Twice in the past few days, in entirely different contexts, the 'Spirit of the game' has been called into question. At the best of times, the spirit of the game is a grey area, totally subjective and open to interpretation; in many ways, it is used as an euphemism for 'cheating', though in the supposedly gentleman's game, to actually label someone a cheat is something that is frowned upon even in this day and age.
VB Chandrasekhar is a very fair individual, generally a positive influence with a broad mind who seldom has a negative word to say of anyone. Perhaps, Tamil Nadu's coach allowed his frustration to get the better of him when he hit out at Karnataka opting to bat on despite having reeled in Tamil Nadu's commanding 538 for 4 in their Ranji Trophy encounter in Chennai. The players could have shaken hands and walked off once the innings honours had been settled, but Karnataka chose to continue because the man who had taken them past the Tamil Nadu total was closing in on a maiden double hundred.

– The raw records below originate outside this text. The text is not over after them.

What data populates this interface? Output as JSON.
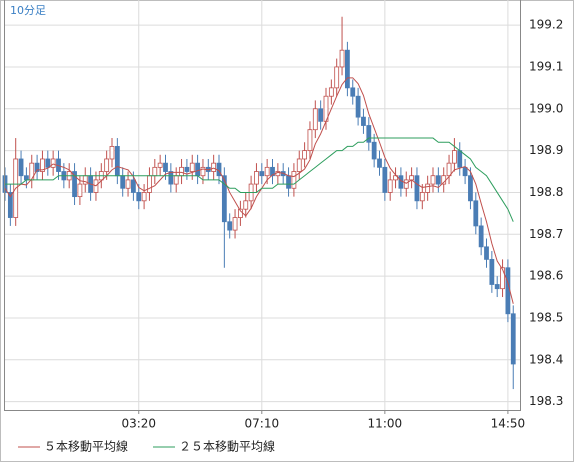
{
  "chart_data": {
    "type": "candlestick",
    "timeframe": "10分足",
    "categories": [
      null,
      null,
      null,
      null,
      null,
      null,
      null,
      null,
      null,
      null,
      null,
      null,
      null,
      null,
      null,
      null,
      null,
      null,
      null,
      null,
      null,
      null,
      null,
      null,
      null,
      "03:20",
      null,
      null,
      null,
      null,
      null,
      null,
      null,
      null,
      null,
      null,
      null,
      null,
      null,
      null,
      null,
      null,
      null,
      null,
      null,
      null,
      null,
      null,
      "07:10",
      null,
      null,
      null,
      null,
      null,
      null,
      null,
      null,
      null,
      null,
      null,
      null,
      null,
      null,
      null,
      null,
      null,
      null,
      null,
      null,
      null,
      null,
      "11:00",
      null,
      null,
      null,
      null,
      null,
      null,
      null,
      null,
      null,
      null,
      null,
      null,
      null,
      null,
      null,
      null,
      null,
      null,
      null,
      null,
      null,
      null,
      "14:50",
      null
    ],
    "open": [
      198.84,
      198.8,
      198.74,
      198.88,
      198.84,
      198.83,
      198.87,
      198.85,
      198.88,
      198.86,
      198.88,
      198.85,
      198.83,
      198.85,
      198.79,
      198.82,
      198.84,
      198.8,
      198.83,
      198.85,
      198.88,
      198.91,
      198.84,
      198.81,
      198.83,
      198.8,
      198.78,
      198.8,
      198.84,
      198.86,
      198.87,
      198.85,
      198.82,
      198.84,
      198.86,
      198.85,
      198.87,
      198.84,
      198.86,
      198.85,
      198.87,
      198.84,
      198.73,
      198.71,
      198.74,
      198.76,
      198.78,
      198.82,
      198.85,
      198.84,
      198.86,
      198.84,
      198.85,
      198.84,
      198.81,
      198.85,
      198.88,
      198.9,
      198.95,
      199.0,
      198.97,
      199.03,
      199.05,
      199.1,
      199.14,
      199.05,
      199.03,
      198.98,
      198.96,
      198.92,
      198.88,
      198.86,
      198.8,
      198.83,
      198.84,
      198.81,
      198.83,
      198.84,
      198.78,
      198.8,
      198.82,
      198.84,
      198.82,
      198.84,
      198.87,
      198.9,
      198.86,
      198.84,
      198.78,
      198.72,
      198.67,
      198.64,
      198.58,
      198.57,
      198.62,
      198.51
    ],
    "high": [
      198.86,
      198.82,
      198.93,
      198.9,
      198.86,
      198.89,
      198.89,
      198.9,
      198.9,
      198.9,
      198.9,
      198.87,
      198.87,
      198.87,
      198.84,
      198.86,
      198.86,
      198.85,
      198.87,
      198.9,
      198.93,
      198.93,
      198.86,
      198.85,
      198.85,
      198.82,
      198.82,
      198.86,
      198.88,
      198.89,
      198.89,
      198.87,
      198.86,
      198.88,
      198.88,
      198.89,
      198.89,
      198.88,
      198.88,
      198.89,
      198.89,
      198.86,
      198.75,
      198.76,
      198.78,
      198.8,
      198.84,
      198.87,
      198.87,
      198.88,
      198.88,
      198.87,
      198.87,
      198.86,
      198.87,
      198.9,
      198.92,
      198.97,
      199.02,
      199.02,
      199.05,
      199.07,
      199.12,
      199.22,
      199.16,
      199.07,
      199.05,
      199.0,
      198.98,
      198.94,
      198.9,
      198.88,
      198.85,
      198.86,
      198.86,
      198.85,
      198.86,
      198.86,
      198.82,
      198.84,
      198.86,
      198.86,
      198.86,
      198.89,
      198.93,
      198.92,
      198.88,
      198.86,
      198.8,
      198.74,
      198.69,
      198.66,
      198.6,
      198.64,
      198.64,
      198.53
    ],
    "low": [
      198.78,
      198.72,
      198.72,
      198.82,
      198.81,
      198.81,
      198.83,
      198.83,
      198.84,
      198.84,
      198.83,
      198.81,
      198.81,
      198.77,
      198.77,
      198.8,
      198.78,
      198.78,
      198.81,
      198.83,
      198.86,
      198.82,
      198.79,
      198.79,
      198.78,
      198.76,
      198.76,
      198.78,
      198.82,
      198.84,
      198.83,
      198.8,
      198.8,
      198.82,
      198.83,
      198.83,
      198.82,
      198.82,
      198.83,
      198.83,
      198.82,
      198.62,
      198.69,
      198.69,
      198.72,
      198.74,
      198.76,
      198.8,
      198.82,
      198.82,
      198.82,
      198.82,
      198.82,
      198.79,
      198.79,
      198.83,
      198.86,
      198.88,
      198.93,
      198.95,
      198.95,
      199.01,
      199.03,
      199.08,
      199.03,
      199.01,
      198.96,
      198.94,
      198.9,
      198.86,
      198.84,
      198.78,
      198.78,
      198.81,
      198.79,
      198.79,
      198.81,
      198.76,
      198.76,
      198.78,
      198.8,
      198.8,
      198.8,
      198.82,
      198.85,
      198.84,
      198.82,
      198.76,
      198.7,
      198.65,
      198.62,
      198.56,
      198.55,
      198.55,
      198.49,
      198.33
    ],
    "close": [
      198.8,
      198.74,
      198.88,
      198.84,
      198.83,
      198.87,
      198.85,
      198.88,
      198.86,
      198.88,
      198.85,
      198.83,
      198.85,
      198.79,
      198.82,
      198.84,
      198.8,
      198.83,
      198.85,
      198.88,
      198.91,
      198.84,
      198.81,
      198.83,
      198.8,
      198.78,
      198.8,
      198.84,
      198.86,
      198.87,
      198.85,
      198.82,
      198.84,
      198.86,
      198.85,
      198.87,
      198.84,
      198.86,
      198.85,
      198.87,
      198.84,
      198.73,
      198.71,
      198.74,
      198.76,
      198.78,
      198.82,
      198.85,
      198.84,
      198.86,
      198.84,
      198.85,
      198.84,
      198.81,
      198.85,
      198.88,
      198.9,
      198.95,
      199.0,
      198.97,
      199.03,
      199.05,
      199.1,
      199.14,
      199.05,
      199.03,
      198.98,
      198.96,
      198.92,
      198.88,
      198.86,
      198.8,
      198.83,
      198.84,
      198.81,
      198.83,
      198.84,
      198.78,
      198.8,
      198.82,
      198.84,
      198.82,
      198.84,
      198.87,
      198.9,
      198.86,
      198.84,
      198.78,
      198.72,
      198.67,
      198.64,
      198.58,
      198.57,
      198.62,
      198.51,
      198.39
    ],
    "up_color": "#c0504d",
    "down_color": "#4a7db5",
    "series": [
      {
        "name": "５本移動平均線",
        "color": "#c0504d",
        "values": [
          198.81,
          198.79,
          198.81,
          198.82,
          198.818,
          198.832,
          198.854,
          198.854,
          198.858,
          198.868,
          198.864,
          198.86,
          198.854,
          198.84,
          198.828,
          198.826,
          198.82,
          198.816,
          198.828,
          198.84,
          198.854,
          198.862,
          198.858,
          198.854,
          198.838,
          198.812,
          198.804,
          198.81,
          198.816,
          198.83,
          198.844,
          198.848,
          198.848,
          198.848,
          198.844,
          198.848,
          198.852,
          198.856,
          198.854,
          198.858,
          198.852,
          198.83,
          198.8,
          198.778,
          198.756,
          198.744,
          198.762,
          198.79,
          198.81,
          198.83,
          198.842,
          198.848,
          198.846,
          198.84,
          198.838,
          198.846,
          198.856,
          198.878,
          198.916,
          198.94,
          198.97,
          199.0,
          199.03,
          199.058,
          199.074,
          199.074,
          199.06,
          199.032,
          198.988,
          198.954,
          198.92,
          198.884,
          198.858,
          198.842,
          198.828,
          198.822,
          198.83,
          198.82,
          198.812,
          198.814,
          198.816,
          198.812,
          198.824,
          198.838,
          198.854,
          198.858,
          198.862,
          198.85,
          198.82,
          198.774,
          198.73,
          198.678,
          198.636,
          198.616,
          198.584,
          198.534
        ]
      },
      {
        "name": "２５本移動平均線",
        "color": "#2e9e5e",
        "values": [
          198.82,
          198.82,
          198.82,
          198.82,
          198.83,
          198.83,
          198.83,
          198.83,
          198.83,
          198.83,
          198.84,
          198.84,
          198.84,
          198.84,
          198.84,
          198.84,
          198.84,
          198.84,
          198.84,
          198.84,
          198.84,
          198.84,
          198.84,
          198.84,
          198.84,
          198.84,
          198.84,
          198.84,
          198.84,
          198.84,
          198.84,
          198.84,
          198.84,
          198.84,
          198.84,
          198.84,
          198.84,
          198.83,
          198.83,
          198.83,
          198.83,
          198.82,
          198.81,
          198.81,
          198.8,
          198.8,
          198.8,
          198.8,
          198.81,
          198.81,
          198.81,
          198.82,
          198.82,
          198.82,
          198.82,
          198.83,
          198.84,
          198.85,
          198.86,
          198.87,
          198.88,
          198.89,
          198.9,
          198.9,
          198.91,
          198.91,
          198.92,
          198.92,
          198.93,
          198.93,
          198.93,
          198.93,
          198.93,
          198.93,
          198.93,
          198.93,
          198.93,
          198.93,
          198.93,
          198.93,
          198.93,
          198.92,
          198.92,
          198.92,
          198.91,
          198.9,
          198.89,
          198.88,
          198.86,
          198.85,
          198.84,
          198.82,
          198.8,
          198.78,
          198.76,
          198.73
        ]
      }
    ],
    "ylim": [
      198.28,
      199.26
    ],
    "yticks": [
      198.3,
      198.4,
      198.5,
      198.6,
      198.7,
      198.8,
      198.9,
      {
        "value": 199.0,
        "label": "199.0"
      },
      199.1,
      199.2
    ],
    "grid": true
  }
}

Ganesh Satish had every reason to want to celebrate having guided his team past the finish line with the landmark just a couple of big blows away. No one could have grudged him his 200 and, to be fair, the Tamil Nadu players didn't. To a man, Lakshmipathi Balaji and his boys applauded Satish as he reached 200; they didn't think Satish batting on after the lead was secured was against 'sporting spirit', as Chandrasekhar put it. Perhaps, VB himself would have felt the same way a couple of hours after the game was done and dusted, once the adrenaline rush had abated and the disappointment of having conceded the lead despite putting up a massive total had dissipated somewhat.